I have always enjoyed creative communication. Part of what’s energizing about writing sermons and lessons is the creativity that goes into crafting them. But after the storying training, I decided for my next sermon to put creativity on hold and give this simple storying method a try. It was a chapel service at a local Christian school.
From the Gospels, I picked a Bible story I had never taught from: the sinful woman who anointed Jesus’ feet with her tears (Luke 7:36-50). I memorized it ahead of time from the NIV. Then, when it came time to preach for the chapel service, I recited the story for the kids. Then I recited it again. Then I asked twenty or so questions, straight out of the text. I made a couple points of application from the story, prayed to wrap up, and I was done.
It was the best chapel sermon I’d ever preached.

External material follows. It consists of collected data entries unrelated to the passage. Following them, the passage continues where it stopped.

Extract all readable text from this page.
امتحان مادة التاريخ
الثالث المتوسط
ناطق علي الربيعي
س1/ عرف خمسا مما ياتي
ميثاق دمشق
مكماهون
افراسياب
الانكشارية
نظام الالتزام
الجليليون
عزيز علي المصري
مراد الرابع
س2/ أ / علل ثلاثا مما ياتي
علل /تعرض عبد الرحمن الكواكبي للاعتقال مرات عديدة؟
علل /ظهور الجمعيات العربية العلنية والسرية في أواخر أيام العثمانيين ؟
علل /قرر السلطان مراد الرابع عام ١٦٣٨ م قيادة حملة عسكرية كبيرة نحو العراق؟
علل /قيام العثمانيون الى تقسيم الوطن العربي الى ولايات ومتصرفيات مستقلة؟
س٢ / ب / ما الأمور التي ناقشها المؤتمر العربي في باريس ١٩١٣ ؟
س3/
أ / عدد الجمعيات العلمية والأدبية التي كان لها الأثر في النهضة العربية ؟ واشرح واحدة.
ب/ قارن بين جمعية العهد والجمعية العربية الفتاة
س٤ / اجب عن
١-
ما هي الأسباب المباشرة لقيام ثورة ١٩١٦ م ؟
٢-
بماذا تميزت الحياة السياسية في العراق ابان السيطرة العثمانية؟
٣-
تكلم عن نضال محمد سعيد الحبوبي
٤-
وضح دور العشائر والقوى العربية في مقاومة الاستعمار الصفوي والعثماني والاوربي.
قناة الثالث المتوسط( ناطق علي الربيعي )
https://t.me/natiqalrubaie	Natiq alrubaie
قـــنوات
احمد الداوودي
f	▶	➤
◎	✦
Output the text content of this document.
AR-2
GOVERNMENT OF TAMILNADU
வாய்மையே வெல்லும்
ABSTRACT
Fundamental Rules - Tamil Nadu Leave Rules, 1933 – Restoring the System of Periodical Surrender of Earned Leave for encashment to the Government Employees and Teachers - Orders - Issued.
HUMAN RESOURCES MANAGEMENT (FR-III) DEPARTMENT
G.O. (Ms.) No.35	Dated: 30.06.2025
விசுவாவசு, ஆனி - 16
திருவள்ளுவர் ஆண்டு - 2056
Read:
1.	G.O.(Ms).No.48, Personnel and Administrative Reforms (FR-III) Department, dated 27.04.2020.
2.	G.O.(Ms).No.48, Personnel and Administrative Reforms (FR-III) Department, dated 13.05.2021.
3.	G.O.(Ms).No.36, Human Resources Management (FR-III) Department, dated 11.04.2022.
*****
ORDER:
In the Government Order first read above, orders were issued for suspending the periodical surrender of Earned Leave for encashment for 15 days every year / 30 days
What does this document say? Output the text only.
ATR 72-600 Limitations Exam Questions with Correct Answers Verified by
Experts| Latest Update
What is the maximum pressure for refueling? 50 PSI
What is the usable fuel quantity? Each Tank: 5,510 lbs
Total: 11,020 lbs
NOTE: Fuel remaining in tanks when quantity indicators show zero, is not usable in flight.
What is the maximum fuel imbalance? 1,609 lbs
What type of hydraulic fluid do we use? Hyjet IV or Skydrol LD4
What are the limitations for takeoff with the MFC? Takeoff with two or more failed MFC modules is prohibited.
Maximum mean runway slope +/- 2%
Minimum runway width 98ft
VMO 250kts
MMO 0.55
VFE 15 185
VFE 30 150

The kids were engaged in the story, and when it came time to answer questions from the story, it became immediately clear that they had listened incredibly well, for they were nailing the answers. As she stood behind him at his feet doing what? Weeping. Then she wet his feet with what? Her tears. Then she wiped them with what? Her hair. Then she did what? Kissed them. And then what? Poured perfume on them. Afterward, I kept hearing from students and staff how helpful it was. Jesus’ compassion toward the excluded woman had really moved them.
And you know what’s funny? I had nothing to do with it. I was honestly just the messenger relating a story word-for-word from the Gospels. I didn’t even feel like I was the teacher that morning. I was simply relating a story in which Jesus was the point and the Holy Spirit was the teacher. The experience chastised my self-reliance and elevated my faith.
How do we in the church tell the world a better story?
The secret I had been missing was this: We tell a better story first and foremost by recognizing that we’ve already been given the best stories in one place.
In the Bible, God didn’t primarily give us an answer book to help us feel smart or a law book to help us behave. He mainly gave us a series of stories. Stories of redemption. Stories of restoring what was broken. Of finding what was lost. Of journeying home.
If we want to tell the world a better story, I suggest that we start by telling and retelling the stories we’ve already been given. The Holy Spirit can take it from there.
If we want to tell the world a better story, I suggest that we start by telling and retelling the stories we’ve already been given.